Museum of Fine Arts, Houston
To support the research-and-development phase of a project, conducted by the International Center for the Arts of the Americas, which ultimately makes accessible key primary sources on Latinx art and artists on the web. Through the establishment of agreements with repositories, artists, and artists’ estates holding important primary source material, the International Center for the Arts of the Americas culls key documents—including published and unpublished essays, letters, programmatic statements, newspaper clippings, preparatory notes, and other unpublished sources—in order to digitize and publish them in the ICAA Documents Project site.
To support a symposium titled, “Rethinking the Histories and Legacies of New York Dada,” which brings together scholars, curators, and artists from the United Kingdom, United States, and Europe to examine the creative and intellectual distinctiveness of New York Dada, probing new idioms and ideas to which it gave rise.
To support a two-day conference focusing on American artist Nancy Spero as well as feminisms in the United States and Scandinavia. The conference accompanies the first solo exhibition of the artist’s work in Norway and includes two dialogues and nine individual lectures, developed in collaboration with the Norwegian University of Science and Technology’s Network for Gender and Diversity in Nordic Art Museums.
To support “Moving Muybridge: A Transatlantic Dialogue,” a two-day program that brings together Eadweard Muybridge specialists to consider the significance of Kingston’s collection of the artist’s work, which is unveiled after five years in storage. The conference elucidates a more comprehensive and interconnected understanding of Muybridge’s work by focusing on the Kingston Collection in relationship to major American collections of Muybridge to build international networks of Muybridge scholars and to plant seeds for future research projects.

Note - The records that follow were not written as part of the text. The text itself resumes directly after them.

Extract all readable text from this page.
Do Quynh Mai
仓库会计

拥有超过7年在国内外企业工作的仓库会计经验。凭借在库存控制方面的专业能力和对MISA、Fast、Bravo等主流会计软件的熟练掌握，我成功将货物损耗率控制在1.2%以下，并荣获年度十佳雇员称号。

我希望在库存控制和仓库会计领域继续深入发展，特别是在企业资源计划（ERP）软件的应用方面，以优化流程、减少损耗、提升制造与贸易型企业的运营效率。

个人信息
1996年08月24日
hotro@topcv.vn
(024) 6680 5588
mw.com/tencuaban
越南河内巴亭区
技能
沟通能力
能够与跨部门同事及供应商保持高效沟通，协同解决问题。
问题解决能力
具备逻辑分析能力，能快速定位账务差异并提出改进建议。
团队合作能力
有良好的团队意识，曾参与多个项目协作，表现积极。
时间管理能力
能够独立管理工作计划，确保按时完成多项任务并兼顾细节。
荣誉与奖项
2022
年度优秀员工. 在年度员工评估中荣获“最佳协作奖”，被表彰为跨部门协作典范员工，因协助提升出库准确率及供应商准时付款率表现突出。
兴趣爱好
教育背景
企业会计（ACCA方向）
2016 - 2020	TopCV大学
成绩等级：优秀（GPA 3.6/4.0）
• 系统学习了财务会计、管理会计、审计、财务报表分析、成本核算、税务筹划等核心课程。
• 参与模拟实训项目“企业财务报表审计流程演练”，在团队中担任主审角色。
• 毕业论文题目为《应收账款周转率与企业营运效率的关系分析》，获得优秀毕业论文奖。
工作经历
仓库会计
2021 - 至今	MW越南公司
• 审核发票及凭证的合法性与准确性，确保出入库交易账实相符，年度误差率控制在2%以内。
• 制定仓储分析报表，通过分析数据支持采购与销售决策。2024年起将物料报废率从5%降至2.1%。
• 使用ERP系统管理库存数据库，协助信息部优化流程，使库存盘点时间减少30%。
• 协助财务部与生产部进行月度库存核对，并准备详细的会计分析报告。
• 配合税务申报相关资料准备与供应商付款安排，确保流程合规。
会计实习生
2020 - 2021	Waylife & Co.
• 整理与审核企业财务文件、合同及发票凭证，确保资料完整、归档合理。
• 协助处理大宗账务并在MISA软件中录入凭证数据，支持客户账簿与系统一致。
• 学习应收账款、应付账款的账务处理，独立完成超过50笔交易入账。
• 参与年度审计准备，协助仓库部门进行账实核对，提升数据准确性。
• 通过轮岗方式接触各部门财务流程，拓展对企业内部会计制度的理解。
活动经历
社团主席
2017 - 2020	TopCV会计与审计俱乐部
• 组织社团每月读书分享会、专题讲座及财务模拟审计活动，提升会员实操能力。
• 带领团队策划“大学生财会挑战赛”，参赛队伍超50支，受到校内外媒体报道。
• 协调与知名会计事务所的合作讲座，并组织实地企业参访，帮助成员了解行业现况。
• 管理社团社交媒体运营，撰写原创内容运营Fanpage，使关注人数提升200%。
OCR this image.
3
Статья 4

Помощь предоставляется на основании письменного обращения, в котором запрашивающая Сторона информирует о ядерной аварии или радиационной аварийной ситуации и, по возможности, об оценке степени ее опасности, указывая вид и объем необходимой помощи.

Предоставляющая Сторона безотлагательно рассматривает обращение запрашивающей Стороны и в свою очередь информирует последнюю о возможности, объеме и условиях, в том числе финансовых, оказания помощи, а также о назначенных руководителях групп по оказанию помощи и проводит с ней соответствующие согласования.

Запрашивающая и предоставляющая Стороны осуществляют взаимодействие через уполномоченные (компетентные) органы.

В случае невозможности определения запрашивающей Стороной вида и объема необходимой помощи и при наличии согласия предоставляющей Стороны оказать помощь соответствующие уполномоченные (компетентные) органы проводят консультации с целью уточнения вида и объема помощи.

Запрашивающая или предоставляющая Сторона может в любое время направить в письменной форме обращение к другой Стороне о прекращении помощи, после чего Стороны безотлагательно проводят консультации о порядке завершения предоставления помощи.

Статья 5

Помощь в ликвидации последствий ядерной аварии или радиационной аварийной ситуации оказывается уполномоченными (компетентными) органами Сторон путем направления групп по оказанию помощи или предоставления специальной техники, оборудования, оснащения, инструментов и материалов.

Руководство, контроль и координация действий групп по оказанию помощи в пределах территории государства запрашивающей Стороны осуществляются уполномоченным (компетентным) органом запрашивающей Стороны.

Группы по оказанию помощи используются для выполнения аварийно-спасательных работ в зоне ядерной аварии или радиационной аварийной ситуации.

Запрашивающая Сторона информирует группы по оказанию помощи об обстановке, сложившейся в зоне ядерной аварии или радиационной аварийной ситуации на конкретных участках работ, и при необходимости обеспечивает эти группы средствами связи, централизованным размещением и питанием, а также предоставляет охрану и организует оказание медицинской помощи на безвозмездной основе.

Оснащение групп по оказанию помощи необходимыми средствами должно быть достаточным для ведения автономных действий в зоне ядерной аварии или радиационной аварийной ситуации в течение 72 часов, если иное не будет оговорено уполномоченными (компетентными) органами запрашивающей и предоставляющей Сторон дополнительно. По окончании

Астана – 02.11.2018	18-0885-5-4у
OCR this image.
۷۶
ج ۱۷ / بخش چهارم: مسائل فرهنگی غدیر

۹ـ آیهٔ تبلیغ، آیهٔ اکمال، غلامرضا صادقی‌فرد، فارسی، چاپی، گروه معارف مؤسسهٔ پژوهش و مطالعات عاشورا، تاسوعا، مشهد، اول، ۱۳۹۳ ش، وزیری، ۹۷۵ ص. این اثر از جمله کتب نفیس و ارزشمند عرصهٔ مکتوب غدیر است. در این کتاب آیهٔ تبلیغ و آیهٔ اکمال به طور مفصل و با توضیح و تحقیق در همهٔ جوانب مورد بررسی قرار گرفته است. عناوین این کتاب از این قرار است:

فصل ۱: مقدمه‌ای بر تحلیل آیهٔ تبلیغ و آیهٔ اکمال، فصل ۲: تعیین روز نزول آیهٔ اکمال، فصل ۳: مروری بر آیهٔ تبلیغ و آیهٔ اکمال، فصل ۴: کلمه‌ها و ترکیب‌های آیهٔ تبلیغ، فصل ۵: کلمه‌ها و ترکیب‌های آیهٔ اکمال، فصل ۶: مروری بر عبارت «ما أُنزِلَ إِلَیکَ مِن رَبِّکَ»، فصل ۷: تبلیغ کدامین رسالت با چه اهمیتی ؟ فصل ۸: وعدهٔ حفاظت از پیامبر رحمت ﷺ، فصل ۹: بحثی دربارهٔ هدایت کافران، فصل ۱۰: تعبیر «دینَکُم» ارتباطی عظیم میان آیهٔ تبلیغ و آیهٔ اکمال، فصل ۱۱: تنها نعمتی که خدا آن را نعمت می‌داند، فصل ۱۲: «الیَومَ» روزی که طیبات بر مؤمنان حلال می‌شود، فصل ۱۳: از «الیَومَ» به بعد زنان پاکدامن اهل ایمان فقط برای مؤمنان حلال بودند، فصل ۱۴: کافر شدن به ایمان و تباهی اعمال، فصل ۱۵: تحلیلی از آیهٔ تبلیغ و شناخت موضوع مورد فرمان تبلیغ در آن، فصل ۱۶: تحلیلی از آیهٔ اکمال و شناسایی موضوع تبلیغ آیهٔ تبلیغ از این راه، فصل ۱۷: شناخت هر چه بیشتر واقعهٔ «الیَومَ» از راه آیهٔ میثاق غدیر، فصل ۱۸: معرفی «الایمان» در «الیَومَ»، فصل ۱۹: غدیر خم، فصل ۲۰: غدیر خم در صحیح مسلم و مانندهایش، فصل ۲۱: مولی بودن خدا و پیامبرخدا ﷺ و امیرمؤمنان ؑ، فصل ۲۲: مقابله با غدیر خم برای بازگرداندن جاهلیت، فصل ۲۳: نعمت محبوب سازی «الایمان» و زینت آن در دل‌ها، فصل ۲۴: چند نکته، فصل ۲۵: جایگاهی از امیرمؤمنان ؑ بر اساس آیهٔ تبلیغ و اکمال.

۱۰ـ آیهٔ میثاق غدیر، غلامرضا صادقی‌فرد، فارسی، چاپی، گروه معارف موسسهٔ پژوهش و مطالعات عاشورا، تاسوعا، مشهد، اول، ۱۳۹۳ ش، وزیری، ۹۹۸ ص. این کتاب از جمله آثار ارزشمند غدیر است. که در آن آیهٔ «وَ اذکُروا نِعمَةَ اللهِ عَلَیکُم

John Nicholas Brown Center for Public Humanities and Cultural Heritage, Brown University
To support “Inheritance,” a scholarly symposium that convenes participants from a variety of disciplines to consider the intent and context of racialized representations in the arts, especially in the United States in the nineteenth and early twentieth centuries. The symposium seeks to understand the history of these artifacts, and to reflect on what to do with this inheritance, while convening speakers from different fields—including art history, contemporary art, law, tribal leadership, museums, and activism—to present on strategies that are being used to respond to concerns about these artworks in the present.
Iris & B. Gerald Cantor Center for Visual Arts, Stanford University
To support “Living for Change: Art, Aesthetics and Asian America,” a two-day public convening that aims to rethink and reimagine the historical and theoretical dimensions of Asian American art and aesthetics. Co-organized by the Cantor Center for Visual Arts and the Department of Art and Art History, Stanford University, this event brings together leading artists, performers, curators, and scholars for a broad conversation about the role of images in the past, present, and future of Asian Americans, and it also serves as the inaugural event of the Cantor Art Center’s Asian American Art Initiative.
Getty Research Institute
To support an international workshop linked to the research project and online publication on Ed Ruscha’s “Streets of Los Angeles” at the Getty Research Institute. Through this workshop, 17 scholars from the United States, United Kingdom, and Germany work collaboratively to share innovative approaches to analyzing a recently digitized archive of 130,000 images of Los Angeles taken by Ed Ruscha since the 1960s.